As with most buildings, the tower had its own share of rumors and urban myths hanging about it.  Most of these were circulated by the janitorial staff, however, and were ignored by the predominantly white-collar population that frequented the inner corridors.  Not surprisingly, most of these rumors revolved around the buildings architectural oddities; the aforementioned absent floors being a large draw.  The three dark bands that wrapped its exterior were another area of interest.  Curiously, those bands began, respectively, above floors twelve, twenty-five, and thirty-eight, and terminated below floors fourteen, twenty-seven, and forty leading those nosey custodial types to suspect the secret existence of floors thirteen, twenty-six, and thirty-nine.  The bands were, in height, comparable to that of three standard floors. 
What was going on in all of that space?
Another feature that was of some concern to our inquisitive cleaning crew was that of the building’s corners.  Being solid black, they outlined the building, but they were not merely paneled facades, they had depth.  The front corner of the tower housed the executive elevator; used only by big wigs, head honchos, or various branch managers of the four corner locations of Incorporated Business Corporation Incorporated.  The opposite corner also contained an elevator.  The service elevator.  None of this was unusual, but the remaining two pillar-like corners of the building boasted no usage whatsoever
One would suspect that elevators for the staff or outside visitors would occupy these remaining areas, but a central bank of elevators located beyond the front lobby served this purpose. 
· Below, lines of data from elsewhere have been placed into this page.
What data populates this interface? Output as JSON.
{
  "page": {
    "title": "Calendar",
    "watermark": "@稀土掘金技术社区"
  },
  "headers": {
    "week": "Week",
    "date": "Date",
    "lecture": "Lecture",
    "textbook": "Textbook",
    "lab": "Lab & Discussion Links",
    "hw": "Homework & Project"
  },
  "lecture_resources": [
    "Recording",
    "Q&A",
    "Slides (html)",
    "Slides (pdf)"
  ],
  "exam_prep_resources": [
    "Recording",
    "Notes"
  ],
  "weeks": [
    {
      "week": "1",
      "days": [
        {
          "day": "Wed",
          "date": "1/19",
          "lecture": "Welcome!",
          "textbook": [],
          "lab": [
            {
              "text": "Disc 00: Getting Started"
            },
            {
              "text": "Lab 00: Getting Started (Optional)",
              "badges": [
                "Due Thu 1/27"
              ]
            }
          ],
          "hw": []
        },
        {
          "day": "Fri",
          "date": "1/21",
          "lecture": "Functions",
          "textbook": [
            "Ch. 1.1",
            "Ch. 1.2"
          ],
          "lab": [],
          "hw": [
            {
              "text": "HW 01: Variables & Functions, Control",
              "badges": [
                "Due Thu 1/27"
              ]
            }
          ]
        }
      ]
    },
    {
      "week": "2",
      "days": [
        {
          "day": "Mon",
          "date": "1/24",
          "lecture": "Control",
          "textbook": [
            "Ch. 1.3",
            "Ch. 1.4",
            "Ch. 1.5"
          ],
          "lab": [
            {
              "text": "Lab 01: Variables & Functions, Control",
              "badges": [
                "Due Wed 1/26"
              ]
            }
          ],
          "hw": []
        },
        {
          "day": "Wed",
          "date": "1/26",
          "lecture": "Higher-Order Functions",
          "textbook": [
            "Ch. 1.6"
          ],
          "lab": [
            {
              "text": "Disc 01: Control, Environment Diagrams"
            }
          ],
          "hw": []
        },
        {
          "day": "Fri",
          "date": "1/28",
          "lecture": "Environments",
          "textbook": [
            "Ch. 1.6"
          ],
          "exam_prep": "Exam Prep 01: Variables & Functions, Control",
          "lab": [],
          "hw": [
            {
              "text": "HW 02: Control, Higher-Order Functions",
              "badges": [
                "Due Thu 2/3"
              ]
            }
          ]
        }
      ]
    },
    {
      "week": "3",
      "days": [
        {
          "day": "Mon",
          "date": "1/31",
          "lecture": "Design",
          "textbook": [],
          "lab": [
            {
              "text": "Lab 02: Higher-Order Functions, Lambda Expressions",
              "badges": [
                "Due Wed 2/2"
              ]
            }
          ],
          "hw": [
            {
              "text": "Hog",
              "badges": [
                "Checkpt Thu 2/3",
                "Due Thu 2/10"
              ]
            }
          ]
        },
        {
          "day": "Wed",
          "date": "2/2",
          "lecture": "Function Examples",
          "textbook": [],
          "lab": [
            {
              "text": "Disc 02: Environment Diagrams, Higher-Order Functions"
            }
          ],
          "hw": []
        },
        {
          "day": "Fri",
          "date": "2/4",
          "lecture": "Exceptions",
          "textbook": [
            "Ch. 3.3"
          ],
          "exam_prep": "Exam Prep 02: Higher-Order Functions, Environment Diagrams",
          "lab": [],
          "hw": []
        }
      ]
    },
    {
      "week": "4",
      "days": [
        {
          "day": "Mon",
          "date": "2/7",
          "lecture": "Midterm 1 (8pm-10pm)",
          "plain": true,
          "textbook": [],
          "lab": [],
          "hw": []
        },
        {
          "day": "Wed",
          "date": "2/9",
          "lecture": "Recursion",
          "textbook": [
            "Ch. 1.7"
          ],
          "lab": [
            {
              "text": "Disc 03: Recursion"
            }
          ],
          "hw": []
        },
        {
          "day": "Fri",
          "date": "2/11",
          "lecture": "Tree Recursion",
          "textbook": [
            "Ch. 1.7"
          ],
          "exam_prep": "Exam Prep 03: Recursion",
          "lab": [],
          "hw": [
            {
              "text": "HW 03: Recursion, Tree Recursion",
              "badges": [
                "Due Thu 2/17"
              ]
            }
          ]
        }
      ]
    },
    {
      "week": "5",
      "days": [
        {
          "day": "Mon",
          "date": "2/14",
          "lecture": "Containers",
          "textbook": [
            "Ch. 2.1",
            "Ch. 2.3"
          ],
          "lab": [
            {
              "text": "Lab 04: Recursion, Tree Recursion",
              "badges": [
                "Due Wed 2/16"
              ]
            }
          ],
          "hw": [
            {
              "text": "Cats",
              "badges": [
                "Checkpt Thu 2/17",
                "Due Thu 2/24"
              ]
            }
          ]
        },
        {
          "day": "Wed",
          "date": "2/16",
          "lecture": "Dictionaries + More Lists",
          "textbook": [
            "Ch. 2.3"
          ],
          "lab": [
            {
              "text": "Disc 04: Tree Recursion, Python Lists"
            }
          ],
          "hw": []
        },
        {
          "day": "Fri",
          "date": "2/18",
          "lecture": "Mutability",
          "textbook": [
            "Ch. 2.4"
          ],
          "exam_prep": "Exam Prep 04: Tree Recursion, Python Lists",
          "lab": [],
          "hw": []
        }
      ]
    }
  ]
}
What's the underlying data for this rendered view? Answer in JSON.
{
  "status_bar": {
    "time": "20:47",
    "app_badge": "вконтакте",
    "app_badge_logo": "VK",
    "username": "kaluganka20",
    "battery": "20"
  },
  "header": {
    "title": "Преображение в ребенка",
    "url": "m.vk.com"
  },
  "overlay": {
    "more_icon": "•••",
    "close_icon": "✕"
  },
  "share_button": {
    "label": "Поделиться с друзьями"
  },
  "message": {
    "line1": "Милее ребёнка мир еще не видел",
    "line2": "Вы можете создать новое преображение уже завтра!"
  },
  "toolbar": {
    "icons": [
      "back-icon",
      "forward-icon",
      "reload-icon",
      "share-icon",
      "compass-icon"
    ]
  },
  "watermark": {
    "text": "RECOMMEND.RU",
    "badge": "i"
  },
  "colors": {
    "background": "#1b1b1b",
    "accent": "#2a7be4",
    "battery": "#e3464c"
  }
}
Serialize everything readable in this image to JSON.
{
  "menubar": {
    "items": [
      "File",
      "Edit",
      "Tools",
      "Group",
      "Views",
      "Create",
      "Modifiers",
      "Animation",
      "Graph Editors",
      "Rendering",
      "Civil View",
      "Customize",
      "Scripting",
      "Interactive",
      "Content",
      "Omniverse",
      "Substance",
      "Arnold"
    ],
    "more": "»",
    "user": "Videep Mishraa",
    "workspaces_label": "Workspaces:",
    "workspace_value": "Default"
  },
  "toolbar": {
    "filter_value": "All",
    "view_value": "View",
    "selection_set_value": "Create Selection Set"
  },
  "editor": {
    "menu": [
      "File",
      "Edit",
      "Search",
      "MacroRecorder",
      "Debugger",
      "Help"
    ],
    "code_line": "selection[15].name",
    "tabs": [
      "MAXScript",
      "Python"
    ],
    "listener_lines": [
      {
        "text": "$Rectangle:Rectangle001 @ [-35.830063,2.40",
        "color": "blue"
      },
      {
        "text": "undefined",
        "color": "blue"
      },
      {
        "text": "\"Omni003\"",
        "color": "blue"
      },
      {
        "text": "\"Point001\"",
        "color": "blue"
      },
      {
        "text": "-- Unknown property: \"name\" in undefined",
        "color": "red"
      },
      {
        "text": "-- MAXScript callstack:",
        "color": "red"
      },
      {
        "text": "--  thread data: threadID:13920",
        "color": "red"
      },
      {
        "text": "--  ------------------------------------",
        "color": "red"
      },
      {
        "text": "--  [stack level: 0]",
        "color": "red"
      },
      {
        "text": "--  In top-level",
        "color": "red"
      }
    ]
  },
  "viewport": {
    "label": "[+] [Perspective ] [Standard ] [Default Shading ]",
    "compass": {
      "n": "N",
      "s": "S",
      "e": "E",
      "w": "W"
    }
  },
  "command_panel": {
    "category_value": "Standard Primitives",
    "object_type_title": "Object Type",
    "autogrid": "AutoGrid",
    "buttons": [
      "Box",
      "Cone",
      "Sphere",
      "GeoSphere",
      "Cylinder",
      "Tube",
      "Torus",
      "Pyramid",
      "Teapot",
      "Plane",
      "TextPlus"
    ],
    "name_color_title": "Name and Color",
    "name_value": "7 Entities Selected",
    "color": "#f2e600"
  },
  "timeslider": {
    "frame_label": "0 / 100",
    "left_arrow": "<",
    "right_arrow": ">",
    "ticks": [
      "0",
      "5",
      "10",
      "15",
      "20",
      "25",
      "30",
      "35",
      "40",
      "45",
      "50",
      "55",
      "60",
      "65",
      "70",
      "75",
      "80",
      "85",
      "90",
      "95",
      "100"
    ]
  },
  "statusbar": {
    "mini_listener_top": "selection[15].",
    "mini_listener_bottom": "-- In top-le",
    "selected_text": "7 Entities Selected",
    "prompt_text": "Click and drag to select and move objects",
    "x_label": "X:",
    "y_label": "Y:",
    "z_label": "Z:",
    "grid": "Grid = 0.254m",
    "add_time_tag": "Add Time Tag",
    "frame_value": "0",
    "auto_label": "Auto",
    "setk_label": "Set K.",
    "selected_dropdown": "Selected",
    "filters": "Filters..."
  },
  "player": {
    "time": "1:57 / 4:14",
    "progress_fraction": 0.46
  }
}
It was a commonly held belief among the janitorial staff that these two, apparently unused, columns were fit with hidden doors which led to secret entrances for the suspiciously absent floors thirteen, twenty-six, and thirty-nine.  It should also be mentioned that one noticed, should one be paying attention, a strange sensation when riding the staff elevators which occurred between floors twelve and fourteen, twenty-five and twenty-seven, and thirty-eight and forty.  No, it didn’t take longer for the elevator pass between these floors, but there was a sense of falling, or accelerated lift when in these zones.
As for the pyramid crowning the ominous, though often overlooked, structure of the Jacob Center Tower…  No one spoke of it.  Those that dared had the unfortunate habit of disappearing.